At this moment, within a one-mile radius of where I am at this moment there are 23 locations at which I could purchase a cold beverage. No matter which location I go to, I will purchase a Pepsi Max which will, predictably, be the same temperature, size and hold the exact same calorie-free sweet satisfaction regardless of my chosen retail outlet.

Why, then, do I make a daily just-past-noon voyage to the same shady-but-loved little 1-2-3 store? Because it is the closest? The cheapest? The most posh?

Well, though “all of the above” are true, actually, the answer is Vivian.

Vivian emanates all of the real-life qualities of an aged Japanese version of Betty Boop.

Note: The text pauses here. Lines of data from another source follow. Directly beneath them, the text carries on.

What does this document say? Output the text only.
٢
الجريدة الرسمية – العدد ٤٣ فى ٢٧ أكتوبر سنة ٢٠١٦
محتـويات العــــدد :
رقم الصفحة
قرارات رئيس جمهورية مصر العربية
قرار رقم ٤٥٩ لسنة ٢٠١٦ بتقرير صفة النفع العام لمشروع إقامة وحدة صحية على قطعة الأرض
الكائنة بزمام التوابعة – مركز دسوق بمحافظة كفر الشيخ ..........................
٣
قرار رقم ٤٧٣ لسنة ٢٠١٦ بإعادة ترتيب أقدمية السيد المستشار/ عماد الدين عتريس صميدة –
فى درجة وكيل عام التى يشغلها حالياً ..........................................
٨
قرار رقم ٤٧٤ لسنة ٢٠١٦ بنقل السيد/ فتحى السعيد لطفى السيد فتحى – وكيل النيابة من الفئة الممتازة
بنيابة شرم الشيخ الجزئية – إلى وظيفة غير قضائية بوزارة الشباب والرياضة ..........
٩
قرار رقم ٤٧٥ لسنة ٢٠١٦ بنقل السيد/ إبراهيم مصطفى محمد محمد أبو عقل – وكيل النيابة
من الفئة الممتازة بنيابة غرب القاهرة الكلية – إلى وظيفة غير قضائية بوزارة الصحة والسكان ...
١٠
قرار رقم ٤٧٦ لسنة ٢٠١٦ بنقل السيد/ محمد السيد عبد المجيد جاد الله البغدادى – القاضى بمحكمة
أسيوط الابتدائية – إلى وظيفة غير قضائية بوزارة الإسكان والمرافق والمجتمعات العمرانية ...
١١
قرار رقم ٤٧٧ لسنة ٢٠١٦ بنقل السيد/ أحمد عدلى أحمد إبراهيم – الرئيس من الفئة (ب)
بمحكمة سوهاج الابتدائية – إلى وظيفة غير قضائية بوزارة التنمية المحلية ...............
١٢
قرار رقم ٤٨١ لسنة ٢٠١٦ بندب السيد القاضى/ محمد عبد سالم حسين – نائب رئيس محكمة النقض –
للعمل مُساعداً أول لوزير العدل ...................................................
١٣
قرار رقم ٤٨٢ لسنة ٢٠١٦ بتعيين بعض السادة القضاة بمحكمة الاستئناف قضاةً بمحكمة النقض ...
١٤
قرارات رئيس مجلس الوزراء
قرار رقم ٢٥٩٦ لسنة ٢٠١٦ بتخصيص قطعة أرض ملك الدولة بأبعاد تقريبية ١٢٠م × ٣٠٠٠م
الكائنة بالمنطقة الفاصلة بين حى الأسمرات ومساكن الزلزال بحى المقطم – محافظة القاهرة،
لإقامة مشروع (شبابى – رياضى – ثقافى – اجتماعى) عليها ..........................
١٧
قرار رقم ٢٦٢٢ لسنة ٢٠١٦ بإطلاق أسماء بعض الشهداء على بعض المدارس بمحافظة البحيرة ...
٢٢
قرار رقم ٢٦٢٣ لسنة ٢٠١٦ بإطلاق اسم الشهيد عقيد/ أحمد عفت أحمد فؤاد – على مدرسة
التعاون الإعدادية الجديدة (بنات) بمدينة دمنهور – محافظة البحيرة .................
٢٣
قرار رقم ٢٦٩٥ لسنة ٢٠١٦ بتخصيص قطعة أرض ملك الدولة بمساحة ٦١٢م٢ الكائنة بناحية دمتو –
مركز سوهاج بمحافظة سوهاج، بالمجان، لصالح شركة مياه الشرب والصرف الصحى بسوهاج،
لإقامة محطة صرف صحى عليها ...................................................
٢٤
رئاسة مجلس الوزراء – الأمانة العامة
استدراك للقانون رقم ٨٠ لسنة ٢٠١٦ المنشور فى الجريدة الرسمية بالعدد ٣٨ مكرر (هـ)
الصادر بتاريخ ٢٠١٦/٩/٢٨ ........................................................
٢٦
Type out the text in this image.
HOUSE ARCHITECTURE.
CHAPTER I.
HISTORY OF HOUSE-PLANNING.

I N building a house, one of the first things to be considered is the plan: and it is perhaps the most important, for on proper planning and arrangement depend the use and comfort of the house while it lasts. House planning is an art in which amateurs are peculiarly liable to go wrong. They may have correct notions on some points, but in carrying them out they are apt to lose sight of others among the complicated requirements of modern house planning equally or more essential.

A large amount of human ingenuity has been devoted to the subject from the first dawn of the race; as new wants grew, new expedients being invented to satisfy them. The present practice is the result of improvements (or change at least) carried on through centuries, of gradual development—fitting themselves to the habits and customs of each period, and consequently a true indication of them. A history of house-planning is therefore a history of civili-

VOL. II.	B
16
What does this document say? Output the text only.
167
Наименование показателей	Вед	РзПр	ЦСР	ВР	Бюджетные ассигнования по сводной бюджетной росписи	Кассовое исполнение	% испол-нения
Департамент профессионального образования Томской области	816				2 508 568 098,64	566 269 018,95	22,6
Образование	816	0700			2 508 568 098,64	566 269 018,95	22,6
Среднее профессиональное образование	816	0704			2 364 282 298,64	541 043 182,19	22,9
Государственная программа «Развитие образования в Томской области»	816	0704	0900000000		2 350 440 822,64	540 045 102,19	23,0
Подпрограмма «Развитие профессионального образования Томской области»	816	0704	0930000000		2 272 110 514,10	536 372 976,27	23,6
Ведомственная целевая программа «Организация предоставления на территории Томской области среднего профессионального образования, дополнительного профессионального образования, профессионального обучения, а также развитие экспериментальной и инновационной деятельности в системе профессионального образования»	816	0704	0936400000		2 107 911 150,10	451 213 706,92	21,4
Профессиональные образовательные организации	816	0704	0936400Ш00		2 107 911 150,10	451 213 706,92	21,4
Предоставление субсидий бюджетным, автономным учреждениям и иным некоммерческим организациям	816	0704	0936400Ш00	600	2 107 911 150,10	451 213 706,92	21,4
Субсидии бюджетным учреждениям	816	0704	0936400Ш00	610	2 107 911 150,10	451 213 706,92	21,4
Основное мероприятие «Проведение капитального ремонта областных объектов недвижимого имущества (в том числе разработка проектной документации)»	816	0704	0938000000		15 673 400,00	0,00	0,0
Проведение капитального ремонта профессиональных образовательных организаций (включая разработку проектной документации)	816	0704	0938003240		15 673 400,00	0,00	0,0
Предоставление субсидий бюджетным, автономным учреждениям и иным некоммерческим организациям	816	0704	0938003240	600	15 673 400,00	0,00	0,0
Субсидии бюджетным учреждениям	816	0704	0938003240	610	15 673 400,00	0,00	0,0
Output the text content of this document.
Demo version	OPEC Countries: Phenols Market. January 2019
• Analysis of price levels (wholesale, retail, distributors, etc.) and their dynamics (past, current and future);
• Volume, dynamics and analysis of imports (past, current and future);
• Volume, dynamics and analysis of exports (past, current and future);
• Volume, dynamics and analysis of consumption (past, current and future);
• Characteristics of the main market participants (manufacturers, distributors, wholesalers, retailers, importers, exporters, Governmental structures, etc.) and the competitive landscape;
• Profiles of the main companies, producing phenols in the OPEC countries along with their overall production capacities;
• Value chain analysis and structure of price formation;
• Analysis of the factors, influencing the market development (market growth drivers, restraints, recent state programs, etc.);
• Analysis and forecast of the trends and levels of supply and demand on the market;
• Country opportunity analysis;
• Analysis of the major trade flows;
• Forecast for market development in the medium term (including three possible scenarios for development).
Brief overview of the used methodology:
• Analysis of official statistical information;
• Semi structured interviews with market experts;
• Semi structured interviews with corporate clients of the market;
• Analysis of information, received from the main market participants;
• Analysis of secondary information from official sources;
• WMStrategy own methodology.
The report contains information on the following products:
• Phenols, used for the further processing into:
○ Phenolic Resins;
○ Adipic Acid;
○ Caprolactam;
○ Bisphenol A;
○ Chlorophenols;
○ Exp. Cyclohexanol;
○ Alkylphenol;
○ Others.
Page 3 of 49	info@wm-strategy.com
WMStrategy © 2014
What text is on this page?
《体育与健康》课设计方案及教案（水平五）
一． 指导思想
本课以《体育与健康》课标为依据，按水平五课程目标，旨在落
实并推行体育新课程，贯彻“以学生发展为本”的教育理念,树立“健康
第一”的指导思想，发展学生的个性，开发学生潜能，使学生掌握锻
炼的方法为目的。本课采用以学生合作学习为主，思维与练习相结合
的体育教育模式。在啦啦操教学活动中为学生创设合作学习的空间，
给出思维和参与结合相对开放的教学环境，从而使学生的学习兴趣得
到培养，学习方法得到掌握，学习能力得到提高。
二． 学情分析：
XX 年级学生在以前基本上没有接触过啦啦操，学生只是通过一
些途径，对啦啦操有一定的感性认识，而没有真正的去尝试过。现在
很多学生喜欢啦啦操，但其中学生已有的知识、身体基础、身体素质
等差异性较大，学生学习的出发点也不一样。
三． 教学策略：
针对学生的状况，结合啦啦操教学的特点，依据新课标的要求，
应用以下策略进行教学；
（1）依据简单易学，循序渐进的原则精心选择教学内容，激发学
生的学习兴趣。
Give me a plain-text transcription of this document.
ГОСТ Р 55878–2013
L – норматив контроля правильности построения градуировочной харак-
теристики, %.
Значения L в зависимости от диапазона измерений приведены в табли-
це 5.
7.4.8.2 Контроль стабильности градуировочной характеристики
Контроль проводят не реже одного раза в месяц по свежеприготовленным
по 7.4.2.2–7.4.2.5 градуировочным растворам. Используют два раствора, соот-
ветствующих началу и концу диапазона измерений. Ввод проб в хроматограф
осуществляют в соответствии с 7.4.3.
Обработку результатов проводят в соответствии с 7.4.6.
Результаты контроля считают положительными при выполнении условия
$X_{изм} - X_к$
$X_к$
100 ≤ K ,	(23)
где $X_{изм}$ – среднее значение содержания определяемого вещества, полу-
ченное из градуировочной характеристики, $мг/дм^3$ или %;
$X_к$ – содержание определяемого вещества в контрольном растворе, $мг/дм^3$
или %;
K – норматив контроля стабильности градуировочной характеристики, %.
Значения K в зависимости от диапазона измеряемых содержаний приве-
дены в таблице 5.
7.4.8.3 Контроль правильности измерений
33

She is a women who is only as confident in her beauty as her lipstick is red and I am sure that her collection of little round stickers say things like '02- Vermilion' or '33- Cherry Punch' or '208-Sexy as Scarlet'. Vivian is everything a little girl with a vanity set has ever dreamt of seeing in the reflection of a plastic mirror-she has the sparkliest necklaces, the prettiest, most perfect hair and "womans" the counter of the convenience store as if to say, "why isn't life glamorous?"

Every day, when I take my bottle to the checkout, she forgoes announcing the price and just looks, turns her head to the side in a little sigh and says, "so beautiful". I hand her my money. "Look at your eyes, so pretty, your pretty, pretty girl eyes". Then, in the same matter-of-fact, pleasant way most cashiers would announce your change, she just smiles, motherly flutters her eyelashes, and bids you farewell with a bright, "You have a very lucky man in your life." I usually can't help but to giggle as I often instinctively respond with a charmed "you, too".